In WoW, victory was basically assured. Content was always available. If someone left the party, the game automatically provides replacements. If it was too hard, you change the mode. Everyone is entitled to see and do everything; no more mystery, no more exclusivity. This was less the case early on, but by the end of the first expansion, everyone became a winner. Just buying an expansion also leveled the playing field, trivializing all past achievements. That's a problem.
In WoW nothing was ever assured, let alone victory. If you had a good group, you just didn't die, which was the exact same thing that was happening years earlier in EQ. Raids were extremely exclusive from Vanilla onwards, only a small portion of the population got to play in them. I'm one of those bastards that didn't even step inside original Naxxramas, mainly because I didn't spend so much time playing to keep up with hardcore guilds, secondarily because it required a fuckton of efforts outside of the simple raiding act, that my "I don't give a fuck factor" skyrocketed quickly.
The dungeon finder and auto replacing of members, happened during WotLK, the game was 5+ years old by then and it reached an all time high population. It was convenient and still is. The raid finder happened at the end of Cataclysm, the last raid if I recall correctly, we're talking about November 2011, basically a bone tossed to all those players that wanted to see the content, but couldn't or wouldn't commit to a raiding guild.
LFR or looking for raid became braindead easy in Draenor, while in Cata and Pandaria, unless overgeared, it presented an environment where the correct interaction was *required*, but it was not difficult for the average raider (which was not the target audience anyway).
I agree, what WoW did was high quality, but they left off important mmorpg elements. EQ was heavy on the social side, and by the time WoW rolled around, the flaws in the "game" side became more apparent. The goal therefore with Pantheon should be to balance it out, not be reducing the social aspect, but by bringing the combat and other gameplay up to par.
You are either playing correctly or chatting. There is no other option if your combat is on a WoW pace (hell, even a FFXIV pace is fast enough to not let people type much).
Forgotten is an overstatement. There's still a lot of people out there clamoring for a proper successor.
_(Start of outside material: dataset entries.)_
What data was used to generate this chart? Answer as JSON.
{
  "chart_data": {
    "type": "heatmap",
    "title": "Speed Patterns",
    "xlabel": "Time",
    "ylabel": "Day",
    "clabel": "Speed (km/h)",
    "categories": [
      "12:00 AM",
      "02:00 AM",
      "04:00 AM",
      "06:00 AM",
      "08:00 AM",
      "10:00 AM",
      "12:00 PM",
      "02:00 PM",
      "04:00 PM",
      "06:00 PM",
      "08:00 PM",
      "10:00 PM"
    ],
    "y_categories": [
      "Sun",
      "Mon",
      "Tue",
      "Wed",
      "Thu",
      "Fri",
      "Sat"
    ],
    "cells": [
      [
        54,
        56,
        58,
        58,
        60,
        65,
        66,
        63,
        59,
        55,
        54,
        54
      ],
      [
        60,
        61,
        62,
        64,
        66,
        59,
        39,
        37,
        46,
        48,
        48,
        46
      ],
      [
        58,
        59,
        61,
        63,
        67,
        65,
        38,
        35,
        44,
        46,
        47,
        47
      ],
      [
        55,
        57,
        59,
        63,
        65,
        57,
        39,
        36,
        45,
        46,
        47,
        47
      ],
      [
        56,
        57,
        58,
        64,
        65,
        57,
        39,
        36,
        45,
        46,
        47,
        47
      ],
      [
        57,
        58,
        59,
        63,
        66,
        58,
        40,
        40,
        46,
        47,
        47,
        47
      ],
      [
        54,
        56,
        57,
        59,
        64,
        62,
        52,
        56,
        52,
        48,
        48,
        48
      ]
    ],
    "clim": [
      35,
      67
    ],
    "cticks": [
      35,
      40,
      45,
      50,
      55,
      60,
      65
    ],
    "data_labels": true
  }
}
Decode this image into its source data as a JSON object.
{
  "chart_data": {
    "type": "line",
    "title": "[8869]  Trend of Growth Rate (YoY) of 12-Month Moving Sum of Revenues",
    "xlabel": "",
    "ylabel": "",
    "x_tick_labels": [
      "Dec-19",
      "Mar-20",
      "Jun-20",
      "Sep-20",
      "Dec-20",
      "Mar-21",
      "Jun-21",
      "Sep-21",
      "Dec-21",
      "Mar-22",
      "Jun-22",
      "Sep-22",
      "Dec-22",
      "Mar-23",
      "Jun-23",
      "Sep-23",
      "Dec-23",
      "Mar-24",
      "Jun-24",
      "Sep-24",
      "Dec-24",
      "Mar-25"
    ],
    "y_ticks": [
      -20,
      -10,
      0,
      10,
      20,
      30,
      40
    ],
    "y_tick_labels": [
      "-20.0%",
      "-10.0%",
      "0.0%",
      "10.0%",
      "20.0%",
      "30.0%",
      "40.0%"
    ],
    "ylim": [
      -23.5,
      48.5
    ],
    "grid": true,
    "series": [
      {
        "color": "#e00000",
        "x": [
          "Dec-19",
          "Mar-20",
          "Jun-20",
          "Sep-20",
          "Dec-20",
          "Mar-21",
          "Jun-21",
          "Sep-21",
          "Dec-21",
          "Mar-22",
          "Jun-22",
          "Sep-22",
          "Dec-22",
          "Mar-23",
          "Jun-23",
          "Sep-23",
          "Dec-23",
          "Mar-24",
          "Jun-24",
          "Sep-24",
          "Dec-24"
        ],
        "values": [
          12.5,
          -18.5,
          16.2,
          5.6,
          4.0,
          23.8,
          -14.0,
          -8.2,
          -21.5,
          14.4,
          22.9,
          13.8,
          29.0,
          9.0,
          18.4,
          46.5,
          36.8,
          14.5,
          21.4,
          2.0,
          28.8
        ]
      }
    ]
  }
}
Define a lot. If it's 50k, I'm not sure the game will be top quality, it would cost too much, if it's 500k, you must find them everywhere, most people I talked to, don't even know EQ xist, let alone wish for a successor. You are victim of these boards, where everyone knows it, but it's hardly the truth outside in the gaming space.
There's always going to be a difference of opinion between players who just want to play an online fantasy game, and those who want to engage in a virtual world with steeper time requirements, more interaction, and a greater sense of achievement. The latter will never rival the numbers of the casual fans who are satisfied with MMO lobby games, but I believe there are more than enough to make a well executed traditional mmorpg successful.
What EQ did best, was in my opinion, to offer baffling ways to save the day, there was no rez limit, no enrage timer, what was possible in EQ has never been possible in WoW and that I kinda miss. I remember a bard kiting Agnarr in PoP because we had fully wiped, except him and a necro who did a well timed FD in a corner. The necro ressed a cleric and slowly the raid stood back up, then started picking the adds from the bard train and finally the boss himself. It was a great moment. In WoW something always prevented this, also it was usually just faster to reset and restart.